Thirteenth Night continues the story of Shakespeare's Twelfth Night, just from a different view. (Fraternal Twins, brother and sister, are shipwrecked neither knowing that the other has survived. The sister dresses as her brother and falls in love with her host. The brother is mistaken for his sister, and is accused of wooing a women and then denying it. Of course it was the brother who wooed and the sister who denied. The sister was being disguised as the brother therefore, the confusion. Since this is one of the comedies all end happily married, to royalty of course, presumably ever after.)
Sadly, ever after, according to Thirteenth Night, doesn’t last forever. We pick up the story when Viola (the sister), is suddenly widowed. Since Viola’s husband's habit has been to go off crusading, leaving her to run things, then returning and expecting her to drop everything, including all power. Thus Viola is not as broken up as might be expected at her husband's demise. Viola’s children will rule, not her, and in the meantime Viola doesn’t even get to be regent.
Enter Theophilos the Fool. Viola has met this particular fool before (albeit under another name) and so goes the story. There is some confusion as to what is historical and what is fiction. After all much of what Shakespeare wrote was based on history and through him we get some of our most famous historical fiction. Also the most inaccurate. This story is a mystery as well, adding yet another genre.
So, if you like mysteries you should like this cleverly written book whether you care about middle ages or not. If your interest in Shakespeare is that of a fanatic, read it, if only to search for inconsistencies. If Shakespeare is not your bent, read it for the richness of the history but read it. Whatever your motive, you won’t be disappointed.
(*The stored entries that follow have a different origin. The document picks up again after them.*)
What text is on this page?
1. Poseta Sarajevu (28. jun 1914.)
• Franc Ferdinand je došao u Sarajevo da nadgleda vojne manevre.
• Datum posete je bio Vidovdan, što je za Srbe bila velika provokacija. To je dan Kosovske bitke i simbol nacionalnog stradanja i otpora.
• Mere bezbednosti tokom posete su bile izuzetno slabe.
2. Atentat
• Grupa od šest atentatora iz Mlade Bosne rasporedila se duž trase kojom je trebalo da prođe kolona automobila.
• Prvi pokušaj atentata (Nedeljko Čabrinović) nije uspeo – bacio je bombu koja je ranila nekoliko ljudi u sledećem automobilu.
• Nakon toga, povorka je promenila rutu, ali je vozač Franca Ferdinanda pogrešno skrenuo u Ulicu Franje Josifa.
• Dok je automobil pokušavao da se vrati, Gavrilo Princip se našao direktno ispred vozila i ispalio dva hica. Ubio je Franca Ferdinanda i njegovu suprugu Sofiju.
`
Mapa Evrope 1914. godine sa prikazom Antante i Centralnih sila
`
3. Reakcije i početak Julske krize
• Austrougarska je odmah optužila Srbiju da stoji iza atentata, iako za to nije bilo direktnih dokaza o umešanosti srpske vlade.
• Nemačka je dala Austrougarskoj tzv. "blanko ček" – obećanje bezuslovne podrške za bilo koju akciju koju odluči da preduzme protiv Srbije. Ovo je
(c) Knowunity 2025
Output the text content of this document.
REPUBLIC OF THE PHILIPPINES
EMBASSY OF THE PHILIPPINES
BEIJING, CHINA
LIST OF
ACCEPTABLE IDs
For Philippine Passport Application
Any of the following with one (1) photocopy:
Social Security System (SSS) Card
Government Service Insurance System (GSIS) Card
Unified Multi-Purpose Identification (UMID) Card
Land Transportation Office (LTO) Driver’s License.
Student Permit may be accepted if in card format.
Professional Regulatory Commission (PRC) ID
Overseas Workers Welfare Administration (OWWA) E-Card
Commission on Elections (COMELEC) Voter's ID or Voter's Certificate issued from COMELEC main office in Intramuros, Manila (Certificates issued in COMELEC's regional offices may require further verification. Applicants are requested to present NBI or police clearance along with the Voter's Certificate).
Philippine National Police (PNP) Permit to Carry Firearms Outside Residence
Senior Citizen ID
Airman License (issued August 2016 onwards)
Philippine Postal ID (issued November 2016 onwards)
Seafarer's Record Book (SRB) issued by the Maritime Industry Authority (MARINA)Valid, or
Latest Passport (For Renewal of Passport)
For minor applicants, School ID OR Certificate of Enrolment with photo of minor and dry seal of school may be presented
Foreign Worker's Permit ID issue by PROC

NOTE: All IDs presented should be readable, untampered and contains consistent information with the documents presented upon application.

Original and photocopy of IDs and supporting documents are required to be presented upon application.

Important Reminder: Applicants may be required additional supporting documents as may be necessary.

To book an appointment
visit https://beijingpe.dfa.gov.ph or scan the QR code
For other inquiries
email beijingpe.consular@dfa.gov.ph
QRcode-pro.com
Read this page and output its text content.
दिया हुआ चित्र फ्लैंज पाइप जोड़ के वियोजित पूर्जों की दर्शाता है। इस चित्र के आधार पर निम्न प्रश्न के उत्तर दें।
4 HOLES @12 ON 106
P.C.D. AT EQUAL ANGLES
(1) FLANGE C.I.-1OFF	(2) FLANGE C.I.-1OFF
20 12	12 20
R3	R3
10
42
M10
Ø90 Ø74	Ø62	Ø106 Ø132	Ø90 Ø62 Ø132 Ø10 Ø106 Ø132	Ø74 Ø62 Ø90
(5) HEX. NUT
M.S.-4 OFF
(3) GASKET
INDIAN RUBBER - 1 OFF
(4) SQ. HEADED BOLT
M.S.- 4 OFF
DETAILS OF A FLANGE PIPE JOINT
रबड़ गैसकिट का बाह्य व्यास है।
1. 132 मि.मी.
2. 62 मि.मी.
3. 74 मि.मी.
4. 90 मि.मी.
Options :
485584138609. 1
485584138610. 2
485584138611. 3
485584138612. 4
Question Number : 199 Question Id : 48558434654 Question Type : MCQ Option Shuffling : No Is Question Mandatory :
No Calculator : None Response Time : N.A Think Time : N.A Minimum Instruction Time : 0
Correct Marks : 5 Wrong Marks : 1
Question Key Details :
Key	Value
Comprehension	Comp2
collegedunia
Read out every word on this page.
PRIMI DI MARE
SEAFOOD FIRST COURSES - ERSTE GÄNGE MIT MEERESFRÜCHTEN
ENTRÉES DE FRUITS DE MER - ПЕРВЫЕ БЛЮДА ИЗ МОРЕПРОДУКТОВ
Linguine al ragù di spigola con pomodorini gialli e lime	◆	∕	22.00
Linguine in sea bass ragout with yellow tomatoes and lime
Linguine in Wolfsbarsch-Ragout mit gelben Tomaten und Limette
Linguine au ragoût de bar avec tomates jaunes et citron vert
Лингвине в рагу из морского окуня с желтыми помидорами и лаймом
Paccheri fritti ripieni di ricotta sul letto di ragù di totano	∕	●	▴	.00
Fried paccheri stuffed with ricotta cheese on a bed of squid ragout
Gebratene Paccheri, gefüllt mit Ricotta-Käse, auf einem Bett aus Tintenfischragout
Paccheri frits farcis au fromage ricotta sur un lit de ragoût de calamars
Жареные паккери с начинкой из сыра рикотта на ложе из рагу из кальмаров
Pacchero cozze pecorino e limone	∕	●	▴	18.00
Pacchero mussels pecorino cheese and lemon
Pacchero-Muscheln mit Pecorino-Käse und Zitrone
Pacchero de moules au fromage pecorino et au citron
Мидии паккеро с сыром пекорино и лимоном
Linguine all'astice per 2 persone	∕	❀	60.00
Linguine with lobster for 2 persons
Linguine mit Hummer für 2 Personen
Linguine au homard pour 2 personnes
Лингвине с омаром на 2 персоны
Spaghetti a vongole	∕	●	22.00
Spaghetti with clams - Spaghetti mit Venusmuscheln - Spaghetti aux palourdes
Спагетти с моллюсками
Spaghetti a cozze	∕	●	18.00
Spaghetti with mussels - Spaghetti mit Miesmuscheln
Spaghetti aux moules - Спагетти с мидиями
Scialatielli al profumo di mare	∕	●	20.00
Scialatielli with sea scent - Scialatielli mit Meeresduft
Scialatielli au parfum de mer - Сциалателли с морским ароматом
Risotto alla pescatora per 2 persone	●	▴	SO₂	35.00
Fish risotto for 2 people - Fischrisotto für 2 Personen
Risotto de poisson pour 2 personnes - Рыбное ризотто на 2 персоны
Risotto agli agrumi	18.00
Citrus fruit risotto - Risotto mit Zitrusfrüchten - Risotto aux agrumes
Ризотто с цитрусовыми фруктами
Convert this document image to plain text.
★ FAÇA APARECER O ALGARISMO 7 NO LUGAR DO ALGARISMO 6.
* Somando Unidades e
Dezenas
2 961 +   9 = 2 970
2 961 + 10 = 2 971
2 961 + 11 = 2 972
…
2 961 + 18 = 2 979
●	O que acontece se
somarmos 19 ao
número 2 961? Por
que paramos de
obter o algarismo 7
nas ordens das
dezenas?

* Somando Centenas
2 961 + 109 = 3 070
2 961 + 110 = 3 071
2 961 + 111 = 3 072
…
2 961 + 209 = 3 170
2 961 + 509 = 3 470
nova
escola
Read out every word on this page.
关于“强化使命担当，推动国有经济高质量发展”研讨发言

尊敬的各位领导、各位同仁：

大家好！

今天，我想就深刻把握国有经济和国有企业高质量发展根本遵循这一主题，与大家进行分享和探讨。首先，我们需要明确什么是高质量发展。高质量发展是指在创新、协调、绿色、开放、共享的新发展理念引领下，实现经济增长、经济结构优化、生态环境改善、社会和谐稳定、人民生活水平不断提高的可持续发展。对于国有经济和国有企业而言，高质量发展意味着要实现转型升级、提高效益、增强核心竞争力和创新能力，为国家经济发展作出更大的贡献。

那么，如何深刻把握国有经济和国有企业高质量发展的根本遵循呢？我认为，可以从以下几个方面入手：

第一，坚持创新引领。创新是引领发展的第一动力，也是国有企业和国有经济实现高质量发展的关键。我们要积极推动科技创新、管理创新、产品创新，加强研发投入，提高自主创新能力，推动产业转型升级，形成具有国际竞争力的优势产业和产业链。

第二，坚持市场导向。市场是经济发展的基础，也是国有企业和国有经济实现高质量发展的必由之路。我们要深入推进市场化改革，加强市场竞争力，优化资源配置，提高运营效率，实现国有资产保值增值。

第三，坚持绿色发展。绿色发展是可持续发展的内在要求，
Wednesday, September 17, 2008

Reviews by Sherry

I've asked a few people to pitch in on the reviews in this dark wood. One of them is Dr. Sherry Murphy, an old friend and mentor of mine. She reads just about everything, but for our purposes, she'll be reviewing mostly mysteries. As it so happens, her first review is of a novel I've actually read, published by my publisher and edited by my editor. That was total chance, and quite amusing.

So, enjoy another voice calling from among the trees, and I'll be up with more reviews of my own toot sweet.